In 2015, however, sex and relationship advice columnist Dan Savage wrote an article. entitled, “Should NASA name a telescope after a dead man who persecuted homosexuals in the 1950s?” Since then, there has been an online debate on Webb in blogs and Twitter that has increased over the past year as astronomers and historians weighed in and December the launch date is approaching.

“It’s unpleasant to think that NASA’s awe-inspiring new telescope, whose exciting capabilities underpin so many current and future careers, is named after someone who helped implement a life-ruining campaign of so many people, ”he added. wrote Lucianne Walkowicz, astronomer based at the Adler Planetarium in Chicago.

For O’Keefe, all of this controversy came out of nowhere. But he understands the concern.

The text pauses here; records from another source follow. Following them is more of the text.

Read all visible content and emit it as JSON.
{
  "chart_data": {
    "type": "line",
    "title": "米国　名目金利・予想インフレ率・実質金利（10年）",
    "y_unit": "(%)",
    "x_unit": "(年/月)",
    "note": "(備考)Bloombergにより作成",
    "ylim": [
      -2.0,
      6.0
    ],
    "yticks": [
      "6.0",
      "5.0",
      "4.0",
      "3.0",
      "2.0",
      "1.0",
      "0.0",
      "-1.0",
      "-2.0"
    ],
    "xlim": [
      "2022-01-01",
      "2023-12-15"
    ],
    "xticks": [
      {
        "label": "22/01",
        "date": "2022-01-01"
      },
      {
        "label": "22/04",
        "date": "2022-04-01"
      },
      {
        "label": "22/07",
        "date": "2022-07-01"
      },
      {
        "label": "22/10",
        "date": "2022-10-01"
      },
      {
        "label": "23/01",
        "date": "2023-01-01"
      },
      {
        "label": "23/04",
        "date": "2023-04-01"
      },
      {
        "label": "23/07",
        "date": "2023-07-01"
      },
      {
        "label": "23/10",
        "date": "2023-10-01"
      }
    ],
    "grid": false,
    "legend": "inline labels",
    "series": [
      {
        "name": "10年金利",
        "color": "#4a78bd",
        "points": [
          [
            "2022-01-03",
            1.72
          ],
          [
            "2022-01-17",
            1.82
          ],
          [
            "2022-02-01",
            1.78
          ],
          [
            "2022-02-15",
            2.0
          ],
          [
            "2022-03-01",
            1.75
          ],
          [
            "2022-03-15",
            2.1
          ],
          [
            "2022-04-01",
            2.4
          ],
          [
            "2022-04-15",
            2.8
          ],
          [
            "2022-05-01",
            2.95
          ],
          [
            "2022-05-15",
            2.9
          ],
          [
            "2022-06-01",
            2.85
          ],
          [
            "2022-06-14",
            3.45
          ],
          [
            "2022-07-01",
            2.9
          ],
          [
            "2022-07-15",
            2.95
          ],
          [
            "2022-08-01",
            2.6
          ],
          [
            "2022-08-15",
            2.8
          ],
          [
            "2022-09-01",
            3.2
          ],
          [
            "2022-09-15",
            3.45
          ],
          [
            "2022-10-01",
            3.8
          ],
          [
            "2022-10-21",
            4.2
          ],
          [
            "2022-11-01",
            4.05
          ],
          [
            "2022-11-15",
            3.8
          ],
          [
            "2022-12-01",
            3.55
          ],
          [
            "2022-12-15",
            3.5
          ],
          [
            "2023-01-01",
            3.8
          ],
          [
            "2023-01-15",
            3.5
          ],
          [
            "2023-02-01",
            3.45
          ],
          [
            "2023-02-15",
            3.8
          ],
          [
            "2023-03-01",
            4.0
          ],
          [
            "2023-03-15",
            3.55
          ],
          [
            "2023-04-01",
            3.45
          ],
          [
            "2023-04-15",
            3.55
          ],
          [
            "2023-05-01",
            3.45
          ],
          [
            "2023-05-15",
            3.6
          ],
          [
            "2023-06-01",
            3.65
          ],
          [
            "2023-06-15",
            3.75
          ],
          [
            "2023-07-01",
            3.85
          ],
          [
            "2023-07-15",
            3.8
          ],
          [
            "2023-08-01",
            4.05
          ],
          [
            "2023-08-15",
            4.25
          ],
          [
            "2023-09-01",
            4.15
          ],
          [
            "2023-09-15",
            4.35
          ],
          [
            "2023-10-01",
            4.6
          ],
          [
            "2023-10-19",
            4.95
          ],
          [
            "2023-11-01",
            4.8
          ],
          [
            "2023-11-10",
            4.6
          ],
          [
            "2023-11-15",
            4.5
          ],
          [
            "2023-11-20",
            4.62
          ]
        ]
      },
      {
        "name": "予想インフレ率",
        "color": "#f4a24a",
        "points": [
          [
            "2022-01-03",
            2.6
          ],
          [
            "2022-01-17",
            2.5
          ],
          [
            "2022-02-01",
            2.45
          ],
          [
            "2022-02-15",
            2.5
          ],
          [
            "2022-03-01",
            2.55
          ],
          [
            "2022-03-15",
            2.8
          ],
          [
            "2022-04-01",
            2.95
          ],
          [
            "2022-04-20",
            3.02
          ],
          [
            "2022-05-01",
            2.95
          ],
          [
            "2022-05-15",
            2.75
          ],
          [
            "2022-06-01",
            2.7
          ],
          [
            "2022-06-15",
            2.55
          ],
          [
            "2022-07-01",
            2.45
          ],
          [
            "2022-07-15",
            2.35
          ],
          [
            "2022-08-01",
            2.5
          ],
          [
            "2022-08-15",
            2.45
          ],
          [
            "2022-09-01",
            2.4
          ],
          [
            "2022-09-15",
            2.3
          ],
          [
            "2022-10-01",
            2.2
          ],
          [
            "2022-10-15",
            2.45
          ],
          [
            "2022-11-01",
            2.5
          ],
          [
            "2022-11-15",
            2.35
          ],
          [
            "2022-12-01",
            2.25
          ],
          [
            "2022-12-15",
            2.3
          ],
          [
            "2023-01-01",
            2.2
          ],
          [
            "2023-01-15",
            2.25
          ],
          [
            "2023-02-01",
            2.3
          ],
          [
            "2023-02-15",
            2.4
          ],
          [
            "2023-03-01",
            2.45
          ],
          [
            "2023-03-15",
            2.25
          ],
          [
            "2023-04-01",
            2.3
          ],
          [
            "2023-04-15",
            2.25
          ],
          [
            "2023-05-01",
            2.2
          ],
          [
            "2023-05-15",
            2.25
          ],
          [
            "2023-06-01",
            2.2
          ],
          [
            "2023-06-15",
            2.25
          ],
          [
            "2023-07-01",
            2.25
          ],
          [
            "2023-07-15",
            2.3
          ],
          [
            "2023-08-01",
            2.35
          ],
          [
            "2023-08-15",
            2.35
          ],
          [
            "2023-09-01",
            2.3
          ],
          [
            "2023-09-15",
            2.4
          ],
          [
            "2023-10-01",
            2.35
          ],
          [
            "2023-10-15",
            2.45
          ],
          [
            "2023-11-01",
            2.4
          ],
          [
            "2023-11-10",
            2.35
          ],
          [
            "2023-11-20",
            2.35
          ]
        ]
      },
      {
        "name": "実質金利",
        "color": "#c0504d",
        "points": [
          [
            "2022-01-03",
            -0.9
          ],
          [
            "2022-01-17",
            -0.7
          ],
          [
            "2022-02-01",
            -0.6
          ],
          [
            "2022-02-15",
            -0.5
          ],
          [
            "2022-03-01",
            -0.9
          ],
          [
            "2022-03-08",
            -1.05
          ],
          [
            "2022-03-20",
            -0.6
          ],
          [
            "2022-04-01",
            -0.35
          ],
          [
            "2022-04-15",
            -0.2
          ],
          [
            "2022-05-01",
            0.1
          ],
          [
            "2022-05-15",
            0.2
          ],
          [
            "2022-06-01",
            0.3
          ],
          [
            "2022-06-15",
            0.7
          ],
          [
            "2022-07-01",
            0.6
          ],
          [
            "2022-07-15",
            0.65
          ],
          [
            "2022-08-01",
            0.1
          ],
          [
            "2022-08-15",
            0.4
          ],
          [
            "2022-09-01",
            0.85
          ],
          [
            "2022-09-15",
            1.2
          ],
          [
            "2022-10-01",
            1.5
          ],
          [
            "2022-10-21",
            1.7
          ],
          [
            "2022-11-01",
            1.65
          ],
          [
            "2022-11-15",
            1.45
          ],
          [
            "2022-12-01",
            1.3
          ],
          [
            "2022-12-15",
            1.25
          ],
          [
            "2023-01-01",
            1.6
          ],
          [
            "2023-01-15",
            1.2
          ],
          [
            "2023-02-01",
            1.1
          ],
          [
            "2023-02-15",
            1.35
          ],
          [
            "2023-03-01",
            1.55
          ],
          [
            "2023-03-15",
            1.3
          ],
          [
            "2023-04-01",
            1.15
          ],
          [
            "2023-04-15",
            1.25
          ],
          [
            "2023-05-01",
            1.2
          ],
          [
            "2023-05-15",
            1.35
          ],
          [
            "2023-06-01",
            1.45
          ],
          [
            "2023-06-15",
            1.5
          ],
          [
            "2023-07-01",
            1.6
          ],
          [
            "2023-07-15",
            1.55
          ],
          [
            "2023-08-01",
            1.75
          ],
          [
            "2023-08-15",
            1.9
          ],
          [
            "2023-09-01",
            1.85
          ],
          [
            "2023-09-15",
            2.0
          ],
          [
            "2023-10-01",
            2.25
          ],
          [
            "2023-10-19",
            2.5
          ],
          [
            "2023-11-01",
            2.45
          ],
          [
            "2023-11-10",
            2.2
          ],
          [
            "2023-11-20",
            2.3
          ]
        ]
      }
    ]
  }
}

“This is an important historical question, to understand how we could have tolerated the purge of talented professionals on the basis of their personal preferences,” said O’Keefe. “It is so reprehensible. There is no question about it, and I applaud the effort to bring out the visibility and awareness of it.”

At the same time, he saw nothing to convince him that Webb was directly involved in demanding or implementing a purge of gay government officials. “Then to suggest that he would be held responsible for this activity when there is no evidence to allude to it – that is an injustice,” says O’Keefe.

John Logsdon, a George Washington University historian who knew Webb when he ran the agency, said the NASA director was an accomplished Washington insider and “a product of the value system of his day.”

“I don’t think he took any particular steps that were unacceptable at the time,” Logsdon said. “But in this new ‘awakened’ world, they probably wouldn’t be acceptable.”

Prescod-Weinstein, meanwhile, believes the names of major scientific instruments like this should convey the best of what humanity can be.

To her personally, it all conjures up “the struggle I had to fight to be okay with myself as a queer person. And I don’t think that should be associated with the amazing thing that is the cosmos. “.